Love in the Time of Cholera (Gabriel Garcia Marquez)
Category: Fiction
Rating: ★★★
Synopsis (Goodreads): In their youth, Florentino Ariza and Fermina Daza fall passionately in love. When Fermina eventually chooses to marry a wealthy, well-born doctor, Florentino is devastated, but he is a romantic. As he rises in his business career he whiles away the years in 622 affairs–yet he reserves his heart for Fermina. Her husband dies at last, and Florentino purposefully attends the funeral. Fifty years, nine months, and four days after he first declared his love for Fermina, he will do so again.
Comments:
I remember loving this book the first time I read it, in Peru, completely submerged in all the glories of Latin American culture. It wasn’t my first experience of Gabriel Garcia Marquez – that came through One Hundred Years of Solitude, which is the sort of book that gives true meaning to all those platitudes that books are a form of escapism…but I digress.
When this book came up as a book club pick, I was more than happy to re-read it because of the nostalgia associated with it. Ah. Nostalgia. My downfall. Shattered be those rose-tinted glasses.
I love Marquez. I feel like I need to reiterate that. Even now, I loved his writing, his settings and descriptions, and his ability to mix the mundane with the fantastic in such a natural way.

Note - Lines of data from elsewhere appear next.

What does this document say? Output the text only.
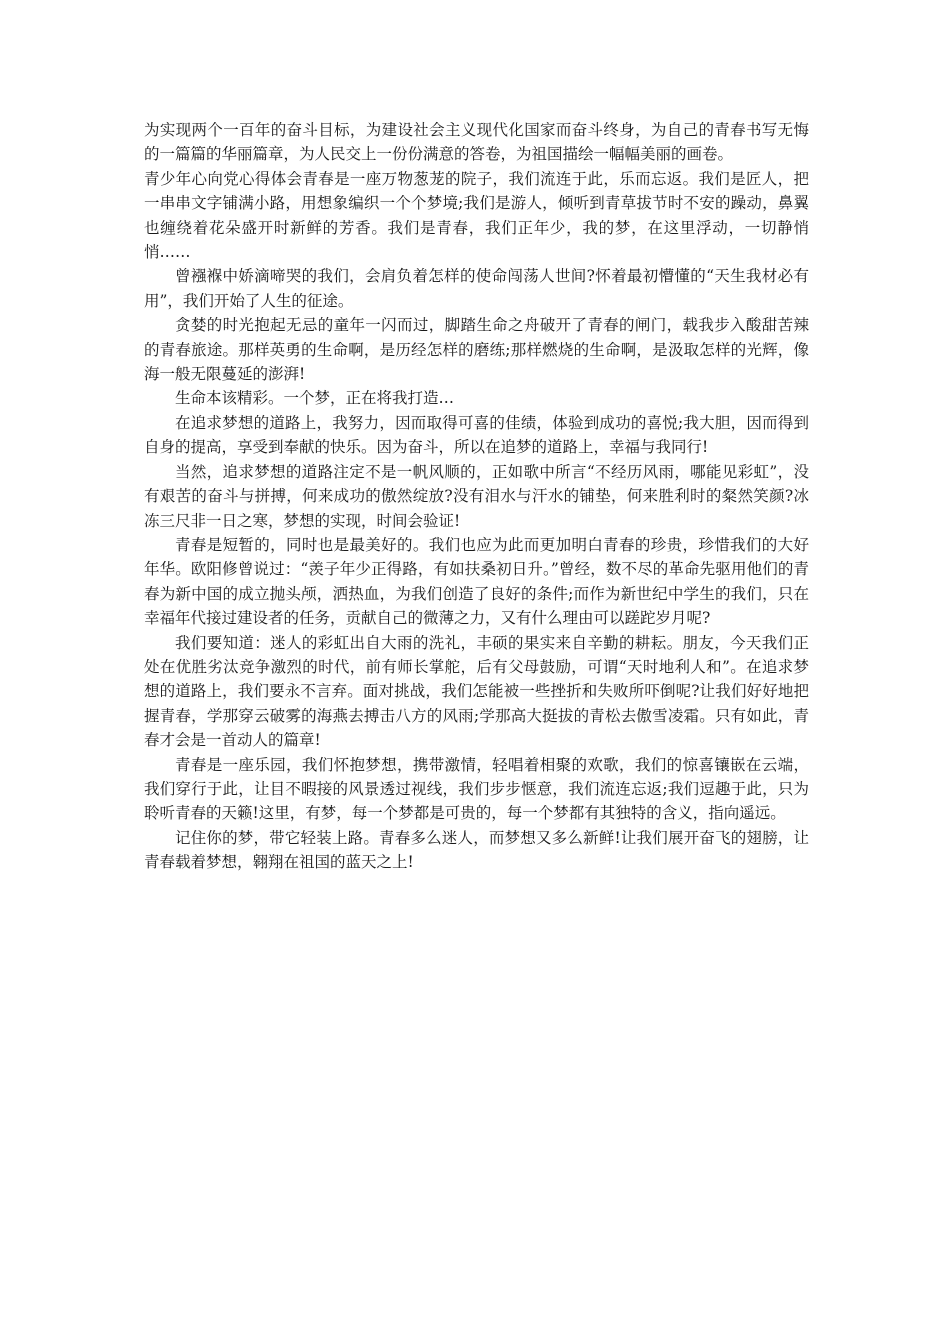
为实现两个一百年的奋斗目标，为建设社会主义现代化国家而奋斗终身，为自己的青春书写无悔的一篇篇的华丽篇章，为人民交上一份份满意的答卷，为祖国描绘一幅幅美丽的画卷。

青少年心向党心得体会青春是一座万物葱茏的院子，我们流连于此，乐而忘返。我们是匠人，把一串串文字铺满小路，用想象编织一个个梦境;我们是游人，倾听到青草拔节时不安的躁动，鼻翼也缠绕着花朵盛开时新鲜的芳香。我们是青春，我们正年少，我的梦，在这里浮动，一切静悄悄……

曾襁褓中娇滴啼哭的我们，会肩负着怎样的使命闯荡人世间?怀着最初懵懂的“天生我材必有用”，我们开始了人生的征途。

贪婪的时光抱起无忌的童年一闪而过，脚踏生命之舟破开了青春的闸门，载我步入酸甜苦辣的青春旅途。那样英勇的生命啊，是历经怎样的磨练;那样燃烧的生命啊，是汲取怎样的光辉，像海一般无限蔓延的澎湃!

生命本该精彩。一个梦，正在将我打造…

在追求梦想的道路上，我努力，因而取得可喜的佳绩，体验到成功的喜悦;我大胆，因而得到自身的提高，享受到奉献的快乐。因为奋斗，所以在追梦的道路上，幸福与我同行!

当然，追求梦想的道路注定不是一帆风顺的，正如歌中所言“不经历风雨，哪能见彩虹”，没有艰苦的奋斗与拼搏，何来成功的傲然绽放?没有泪水与汗水的铺垫，何来胜利时的粲然笑颜?冰冻三尺非一日之寒，梦想的实现，时间会验证!

青春是短暂的，同时也是最美好的。我们也应为此而更加明白青春的珍贵，珍惜我们的大好年华。欧阳修曾说过：“羡子年少正得路，有如扶桑初日升。”曾经，数不尽的革命先驱用他们的青春为新中国的成立抛头颅，洒热血，为我们创造了良好的条件;而作为新世纪中学生的我们，只在幸福年代接过建设者的任务，贡献自己的微薄之力，又有什么理由可以蹉跎岁月呢?

我们要知道：迷人的彩虹出自大雨的洗礼，丰硕的果实来自辛勤的耕耘。朋友，今天我们正处在优胜劣汰竞争激烈的时代，前有师长掌舵，后有父母鼓励，可谓“天时地利人和”。在追求梦想的道路上，我们要永不言弃。面对挑战，我们怎能被一些挫折和失败所吓倒呢?让我们好好地把握青春，学那穿云破雾的海燕去搏击八方的风雨;学那高大挺拔的青松去傲雪凌霜。只有如此，青春才会是一首动人的篇章!

青春是一座乐园，我们怀抱梦想，携带激情，轻唱着相聚的欢歌，我们的惊喜镶嵌在云端，我们穿行于此，让目不暇接的风景透过视线，我们步步惬意，我们流连忘返;我们逗趣于此，只为聆听青春的天籁!这里，有梦，每一个梦都是可贵的，每一个梦都有其独特的含义，指向遥远。

记住你的梦，带它轻装上路。青春多么迷人，而梦想又多么新鲜!让我们展开奋飞的翅膀，让青春载着梦想，翱翔在祖国的蓝天之上!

“Until that time his greatest battle, fought tooth and nail and lost without glory, was against baldness. From the moment he saw the first hairs tangled in his comb, he knew he was condemned to a hell whose torments cannot be imagined by those who do not suffer them. He struggled for years. There was not a pomade or lotion he did not try, a belief he did not accept, a sacrifice he did not endure, in order to defend every inch of his head against the ravages of that devastation.”
How can you not love someone who writes like that?
So what went wrong and why the downgrade to 3 stars (I have to admit, I even toyed with 2)? In sum…Florentino Ariza creeped me out.
Synopsis reads: “In their youth, Florentino Ariza and Fermina Daza fall passionately in love.” But was it love, or more infatuation and obsession, heightened by the excitement of it being forbidden? The romance between Florentino and Fermina develops through brief encounters, lots of letters, and plenty of dreams…call me cynical, but how would you develop a relationship of any depth with that sort of foundation?
Fermina gets over this fling, moves on, and lives her life in a happy marriage. Florentino however goes on to become a Latin American Casanova and having hundreds of affairs all the while maintaining his heart remains true to Fermina and he will eventually win her back and make her happy when her husband dies. Call me old-fashioned but if someone professed their love to me and still slept around to the tune of one woman a month, I’d be fairly skeptical about those feelings. And if you’re about to argue for separation of the physical and the emotional, still, no. Also, as an aside and rationally thinking – 622 lovers and no STDs?…I don’t buy it.
The tipping point into full on creepy came in his final affair with a child, a fourteen-year old placed in his guardianship by her unsuspecting parents, when he was sixty something…this is NOT OK! Take off 2 stars for moral choices. Yes. I judge.